The mystery of Peng Shuai, a Chinese tennis star’s whereabouts are rising after a state media published a supposed email. Here’s what we know so far.
Who is Peng Shuai?
The 35-year-old is one of the biggest sports stars. Ever since winning the 2013 Wimbledon and gaining her first Grand Slam title alongside Taiwan’s Hsieh Su-Wei. She has also won the 23 WTA doubles titles and several other laurels. Born to an ordinary family, Peng started playing tennis at the age of eight due to her uncle. She also underwent an operation for her heart defect at the age of 12. Admitting it was because she “loved tennis too much” to have to quit due to her health. She currently ranks 191th in the global rankings.
The air of mystery and suspicion
On November 2, Peng alleged on Weibo, a Twitter-like site, about being forced into sex by Zhang Gaoli. Gaoli is a former vice-premier of China. Since then, the former world doubles No 1, did not appear in public. The Chinese government has also banned popular hashtags around the issue, including #tennis. However, the state media has now published an email. Supposedly sent by Peng, stating that she is “resting at home and everything is fine”. While the email is still unverified, many people on social media are casting their doubt on its authenticity. Several Twitter users are pointing out a typing cursor visible on the screenshot.

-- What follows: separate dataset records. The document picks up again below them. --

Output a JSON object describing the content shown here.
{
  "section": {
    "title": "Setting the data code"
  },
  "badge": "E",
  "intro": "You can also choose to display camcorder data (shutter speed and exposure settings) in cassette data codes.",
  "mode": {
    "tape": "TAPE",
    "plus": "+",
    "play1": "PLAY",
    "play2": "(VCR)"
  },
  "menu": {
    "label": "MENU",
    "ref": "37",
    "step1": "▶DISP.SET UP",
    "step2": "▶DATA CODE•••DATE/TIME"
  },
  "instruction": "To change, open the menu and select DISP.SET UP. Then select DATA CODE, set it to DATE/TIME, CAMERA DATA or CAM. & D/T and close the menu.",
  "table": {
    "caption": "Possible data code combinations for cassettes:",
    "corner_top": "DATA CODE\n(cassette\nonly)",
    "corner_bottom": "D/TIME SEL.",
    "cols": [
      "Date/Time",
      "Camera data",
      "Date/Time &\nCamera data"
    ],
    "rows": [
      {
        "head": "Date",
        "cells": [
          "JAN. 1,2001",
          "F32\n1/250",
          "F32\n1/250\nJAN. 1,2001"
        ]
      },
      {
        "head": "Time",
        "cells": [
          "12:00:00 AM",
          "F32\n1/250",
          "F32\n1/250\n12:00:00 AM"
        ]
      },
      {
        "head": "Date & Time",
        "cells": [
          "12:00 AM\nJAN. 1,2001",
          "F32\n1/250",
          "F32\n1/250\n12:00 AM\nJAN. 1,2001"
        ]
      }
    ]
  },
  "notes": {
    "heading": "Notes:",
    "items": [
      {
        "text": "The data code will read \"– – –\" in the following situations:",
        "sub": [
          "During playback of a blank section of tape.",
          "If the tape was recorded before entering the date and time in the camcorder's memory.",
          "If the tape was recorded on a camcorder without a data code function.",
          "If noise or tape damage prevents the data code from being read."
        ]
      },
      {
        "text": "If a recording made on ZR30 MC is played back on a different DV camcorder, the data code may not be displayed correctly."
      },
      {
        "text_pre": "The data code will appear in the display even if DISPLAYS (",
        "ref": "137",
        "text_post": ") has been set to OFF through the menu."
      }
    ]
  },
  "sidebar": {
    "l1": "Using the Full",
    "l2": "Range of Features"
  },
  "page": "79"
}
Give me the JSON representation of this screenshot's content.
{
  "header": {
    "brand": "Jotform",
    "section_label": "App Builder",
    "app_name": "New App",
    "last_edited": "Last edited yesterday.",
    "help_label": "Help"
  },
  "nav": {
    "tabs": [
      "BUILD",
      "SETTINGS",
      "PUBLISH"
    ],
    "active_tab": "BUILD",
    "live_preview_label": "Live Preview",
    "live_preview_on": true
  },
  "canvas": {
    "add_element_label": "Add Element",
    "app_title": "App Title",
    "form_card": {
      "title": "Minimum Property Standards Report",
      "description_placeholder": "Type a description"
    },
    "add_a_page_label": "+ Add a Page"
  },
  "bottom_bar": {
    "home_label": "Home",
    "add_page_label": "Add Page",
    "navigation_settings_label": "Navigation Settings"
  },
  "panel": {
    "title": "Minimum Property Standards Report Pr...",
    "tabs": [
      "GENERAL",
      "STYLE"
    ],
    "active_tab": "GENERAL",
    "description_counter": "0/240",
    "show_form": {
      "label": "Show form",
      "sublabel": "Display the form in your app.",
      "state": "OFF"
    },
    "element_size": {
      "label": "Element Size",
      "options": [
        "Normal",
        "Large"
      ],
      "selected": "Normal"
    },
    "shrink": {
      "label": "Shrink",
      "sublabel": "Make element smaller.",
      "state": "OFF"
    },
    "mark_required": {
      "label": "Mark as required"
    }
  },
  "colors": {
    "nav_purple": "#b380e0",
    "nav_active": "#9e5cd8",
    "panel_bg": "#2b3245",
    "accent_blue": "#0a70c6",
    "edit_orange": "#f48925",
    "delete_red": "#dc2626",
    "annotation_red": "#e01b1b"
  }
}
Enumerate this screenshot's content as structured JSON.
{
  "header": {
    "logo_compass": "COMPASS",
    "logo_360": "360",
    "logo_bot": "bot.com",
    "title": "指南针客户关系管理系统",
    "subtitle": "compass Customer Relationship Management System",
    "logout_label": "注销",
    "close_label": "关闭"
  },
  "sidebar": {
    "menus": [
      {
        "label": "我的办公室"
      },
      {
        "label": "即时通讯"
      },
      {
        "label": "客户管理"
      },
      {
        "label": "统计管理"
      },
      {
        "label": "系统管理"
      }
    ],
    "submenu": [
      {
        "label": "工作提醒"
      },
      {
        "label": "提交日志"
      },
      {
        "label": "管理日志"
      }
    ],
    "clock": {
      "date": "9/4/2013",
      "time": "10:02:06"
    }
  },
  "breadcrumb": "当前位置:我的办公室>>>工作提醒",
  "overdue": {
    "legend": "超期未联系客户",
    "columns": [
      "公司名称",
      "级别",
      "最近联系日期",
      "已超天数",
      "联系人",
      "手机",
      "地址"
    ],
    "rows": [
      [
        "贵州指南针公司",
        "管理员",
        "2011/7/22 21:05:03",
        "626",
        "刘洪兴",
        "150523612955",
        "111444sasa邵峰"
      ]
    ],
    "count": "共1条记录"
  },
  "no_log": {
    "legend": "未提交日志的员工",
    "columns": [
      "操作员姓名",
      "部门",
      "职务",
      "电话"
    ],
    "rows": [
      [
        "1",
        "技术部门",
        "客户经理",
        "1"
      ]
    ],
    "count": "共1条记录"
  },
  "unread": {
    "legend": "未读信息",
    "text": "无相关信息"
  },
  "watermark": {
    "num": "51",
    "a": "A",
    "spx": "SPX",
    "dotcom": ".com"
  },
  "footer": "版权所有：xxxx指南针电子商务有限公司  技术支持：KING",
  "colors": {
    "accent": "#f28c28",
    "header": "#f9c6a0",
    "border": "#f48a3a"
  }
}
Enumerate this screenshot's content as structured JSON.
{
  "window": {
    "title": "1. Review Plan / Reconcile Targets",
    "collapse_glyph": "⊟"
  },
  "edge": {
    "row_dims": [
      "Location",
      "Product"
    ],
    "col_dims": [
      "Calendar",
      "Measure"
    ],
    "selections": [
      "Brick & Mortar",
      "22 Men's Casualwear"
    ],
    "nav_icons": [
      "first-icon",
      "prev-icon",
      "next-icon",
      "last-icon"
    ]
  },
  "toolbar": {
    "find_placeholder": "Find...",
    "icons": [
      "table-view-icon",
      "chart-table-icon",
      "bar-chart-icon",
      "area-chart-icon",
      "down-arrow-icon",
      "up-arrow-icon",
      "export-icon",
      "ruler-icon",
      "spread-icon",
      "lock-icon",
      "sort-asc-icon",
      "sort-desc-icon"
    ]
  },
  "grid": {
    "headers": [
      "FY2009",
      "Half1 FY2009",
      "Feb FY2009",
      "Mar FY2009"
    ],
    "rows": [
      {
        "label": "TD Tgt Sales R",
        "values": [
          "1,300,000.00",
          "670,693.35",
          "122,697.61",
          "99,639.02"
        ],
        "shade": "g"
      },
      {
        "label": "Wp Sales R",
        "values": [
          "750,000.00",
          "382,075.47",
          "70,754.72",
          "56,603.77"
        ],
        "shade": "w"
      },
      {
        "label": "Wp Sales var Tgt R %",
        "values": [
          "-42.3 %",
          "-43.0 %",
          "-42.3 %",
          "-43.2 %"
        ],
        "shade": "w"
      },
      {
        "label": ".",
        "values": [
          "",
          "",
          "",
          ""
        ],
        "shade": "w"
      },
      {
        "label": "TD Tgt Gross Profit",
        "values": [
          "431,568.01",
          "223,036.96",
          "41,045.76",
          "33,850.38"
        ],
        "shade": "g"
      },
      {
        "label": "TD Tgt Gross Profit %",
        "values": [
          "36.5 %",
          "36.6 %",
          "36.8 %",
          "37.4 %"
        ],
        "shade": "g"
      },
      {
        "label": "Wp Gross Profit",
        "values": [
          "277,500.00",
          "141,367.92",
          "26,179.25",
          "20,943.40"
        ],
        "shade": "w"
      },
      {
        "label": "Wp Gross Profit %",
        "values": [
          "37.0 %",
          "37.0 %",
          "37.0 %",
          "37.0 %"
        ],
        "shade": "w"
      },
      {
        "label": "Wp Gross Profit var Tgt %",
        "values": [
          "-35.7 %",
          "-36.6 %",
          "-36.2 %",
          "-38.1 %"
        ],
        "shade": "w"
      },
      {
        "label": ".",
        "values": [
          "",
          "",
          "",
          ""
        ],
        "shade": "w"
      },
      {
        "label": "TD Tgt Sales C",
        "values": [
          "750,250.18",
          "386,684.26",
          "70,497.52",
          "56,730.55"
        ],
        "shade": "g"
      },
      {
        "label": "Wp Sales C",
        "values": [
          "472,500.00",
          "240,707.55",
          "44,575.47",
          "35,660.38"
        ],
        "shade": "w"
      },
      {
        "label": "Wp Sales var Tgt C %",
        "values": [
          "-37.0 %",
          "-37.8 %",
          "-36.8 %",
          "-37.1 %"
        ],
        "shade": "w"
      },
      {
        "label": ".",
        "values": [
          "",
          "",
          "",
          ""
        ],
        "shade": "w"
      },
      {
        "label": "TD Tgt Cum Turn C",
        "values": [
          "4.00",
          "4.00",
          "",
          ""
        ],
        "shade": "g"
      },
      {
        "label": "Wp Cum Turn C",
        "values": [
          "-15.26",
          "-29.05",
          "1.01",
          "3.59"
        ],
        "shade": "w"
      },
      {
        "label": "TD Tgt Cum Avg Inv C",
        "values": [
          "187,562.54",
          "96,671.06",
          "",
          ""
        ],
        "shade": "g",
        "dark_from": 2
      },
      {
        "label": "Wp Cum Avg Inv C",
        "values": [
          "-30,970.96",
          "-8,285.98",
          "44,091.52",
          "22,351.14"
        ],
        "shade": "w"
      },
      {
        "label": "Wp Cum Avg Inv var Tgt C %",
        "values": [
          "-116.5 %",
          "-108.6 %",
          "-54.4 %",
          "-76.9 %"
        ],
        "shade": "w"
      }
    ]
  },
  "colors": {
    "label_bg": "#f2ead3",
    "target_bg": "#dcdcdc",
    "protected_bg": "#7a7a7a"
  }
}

“Regarding the recent news released on the official website of the WTA, the content has not been confirmed or verified by myself. And it was released without my consent,” stated the letter. “The news in that release, including the allegation of sexual assault, is not true. I’m not missing, nor I am unsafe. I’ve just been resting at home and everything is fine. Thank you again for caring about me,” it assured. Additionally, the language use is facetious.
Skepticism rises over Shuai claim- ‘everything is fine‘
Ever since she alleged that she was sexually assaulted by Zhang Gaoli, she has not been seen in public. Steve Simon, the Chairman, and Chief executive of the Women’s Tennis Association (WTA) expressed his concern for Peng’s wellbeing. Earlier this month, the WTA issued a statement, calling the Chinese government to investigate the allegations of sexual harassment.
“The statement released today by Chinese state media concerning Peng Shuai only raises my concerns as to her safety and whereabouts,” stated Simon. “I have a hard time believing that Peng Shuai wrote the email we received. Or believes the attribution,” he added. Simon also said that he received assurances from the government that she was safe. However, the WTA was not able to contact her and confirm the assurances. “Peng Shuai displayed incredible courage in describing an allegation of sexual assault against a former top official in the Chinese government. The WTA and the rest of the world need independent and verifiable proof of her safety,” he stressed.
“The Chinese government has a long history of arbitrarily detaining people involved in controversial cases, controlling their ability to speak freely, and making them give forced statements. Until Peng Shuai is free, the burden of proof is on the Chinese government to prove she is not detained,” said William Nee. Nee is the research and advocacy partner for Chinese Human Rights Defenders (CHRD). The CHRD believes that the government’s statement “should not be taken at face value”.